Since our DSL has been down almost all morning and into the afternoon, I've been watching DVD's and reading. Monday is that kind of day for me anyway. Today I spent an hour or so watching Donald Miller, author of "Blue Like Jazz" and others, talk about the power of "Story."
Miller, speaking to a group in Nashville, explains how finding your place in God's Story, and inhabiting the "story" God has created you for, can make all the difference. I think his seminar needs to be viewed by a great many Christians I know, and that the application of what he's identified as critical might just be a strong weapon in our battle for the redemption of the culture.
There is probably no communicator in the world more intent on getting their message across to their listeners than an evangelical Christian preacher on Easter morning.
Certainly others are intensely devoted to their craft. Most assuredly there are some who believe in the content of their presentation. But within the insider's groups I have belonged to - of other pastors and preachers, Easter is described as "The Super Bowl", "The World Series", "The Big Day", and other terminally superlative terms.
One of my gifted communicator friends said this about the intensity a preacher must exhibit on Easter this way, "If a preacher can't get 'up' for Easter, then he ought to quit." "Up" means passionate about the day and what God did - I'd agree 100%. But if "up" meant "performing at your best", I didn't. So I moped around yesterday evening, tried to put it behind me using a variety of analogies "Babe Ruth struck out XXXX times", "Michael Jordan missed XXX buzzer beating shots", and some spiritual consolation from a pastor friend. When I went to bed last night, I asked forgiveness and requested more of His wisdom for future messages.
I figured that when I got up this morning, God would have moved on to more pressing matters with far more important servants, but I was wrong. He still wanted to weigh in on the subject with me. While I was praying through what happened yesterday at New Hope with my part in the celebration of Easter, I did not get the message to quit.

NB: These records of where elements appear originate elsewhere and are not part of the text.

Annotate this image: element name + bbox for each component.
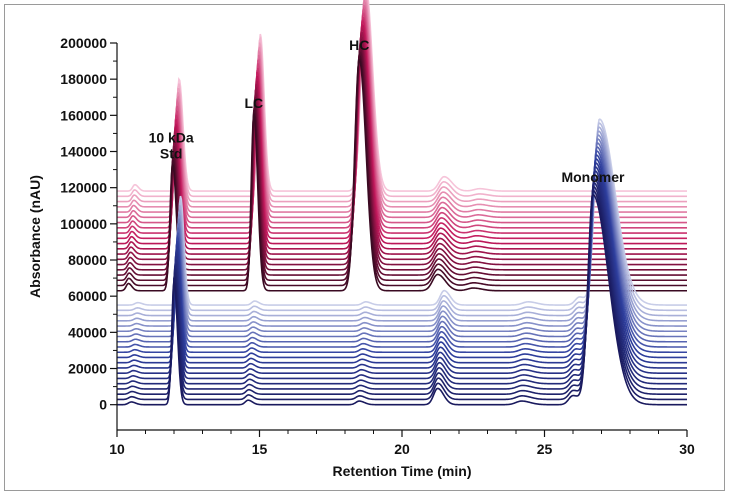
- trace-line: [117, 58, 687, 292]
- trace-line: [117, 50, 687, 282]
- trace-line: [117, 52, 687, 287]
- peak-label: Std: [160, 146, 183, 162]
- y-axis-title: Absorbance (nAU): [27, 175, 43, 298]
- y-tick-label: 160000: [60, 107, 107, 123]
- x-tick-label: 20: [394, 441, 410, 457]
- trace-line: [117, 45, 687, 276]
- traces-group: [117, 0, 687, 406]
- peak-label: Monomer: [561, 169, 625, 185]
- x-tick-label: 30: [679, 441, 695, 457]
- y-tick-label: 120000: [60, 180, 107, 196]
- y-tick-label: 80000: [68, 252, 107, 268]
- x-tick-label: 25: [537, 441, 553, 457]
- y-tick-label: 140000: [60, 144, 107, 160]
- y-tick-label: 200000: [60, 35, 107, 51]
- x-axis-title: Retention Time (min): [333, 463, 472, 479]
- y-tick-label: 60000: [68, 288, 107, 304]
- y-tick-label: 20000: [68, 361, 107, 377]
- peak-label: LC: [244, 95, 263, 111]
- x-tick-label: 10: [109, 441, 125, 457]
- y-tick-label: 0: [99, 397, 107, 413]
- trace-line: [117, 33, 687, 261]
- y-tick-label: 180000: [60, 71, 107, 87]
- y-tick-label: 40000: [68, 324, 107, 340]
- peak-label: 10 kDa: [149, 129, 194, 145]
- trace-line: [117, 38, 687, 266]
- ticks-group: 0 20000 40000 60000 80000 100000 120000 140000 1…: [60, 35, 695, 457]
- peak-label: HC: [349, 37, 369, 53]
- trace-line: [117, 42, 687, 271]
- y-tick-label: 100000: [60, 216, 107, 232]
- x-tick-label: 15: [252, 441, 268, 457]
- trace-line: [117, 193, 687, 406]
- axes-group: [116, 43, 687, 431]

But I did get a very clear message to quit frittering away my time and the attention span of the congregation unless I have a clear, cogent, and compelling story to draw them into. (Hey, three alliterated points. I must be having a stroke!) Every single time I lose sight of how God has wired me to communicate His Story, the result is so much less than it should be.
Mea culpa
So I am determined to seek and find more and better ways to communicate the truths contained in God's "Big Story", and want to grow my own "story line" so that when I come before the "King of Kings" and the "Lord of Lords" I will be breathless - having been snatched from another great adventure with Him.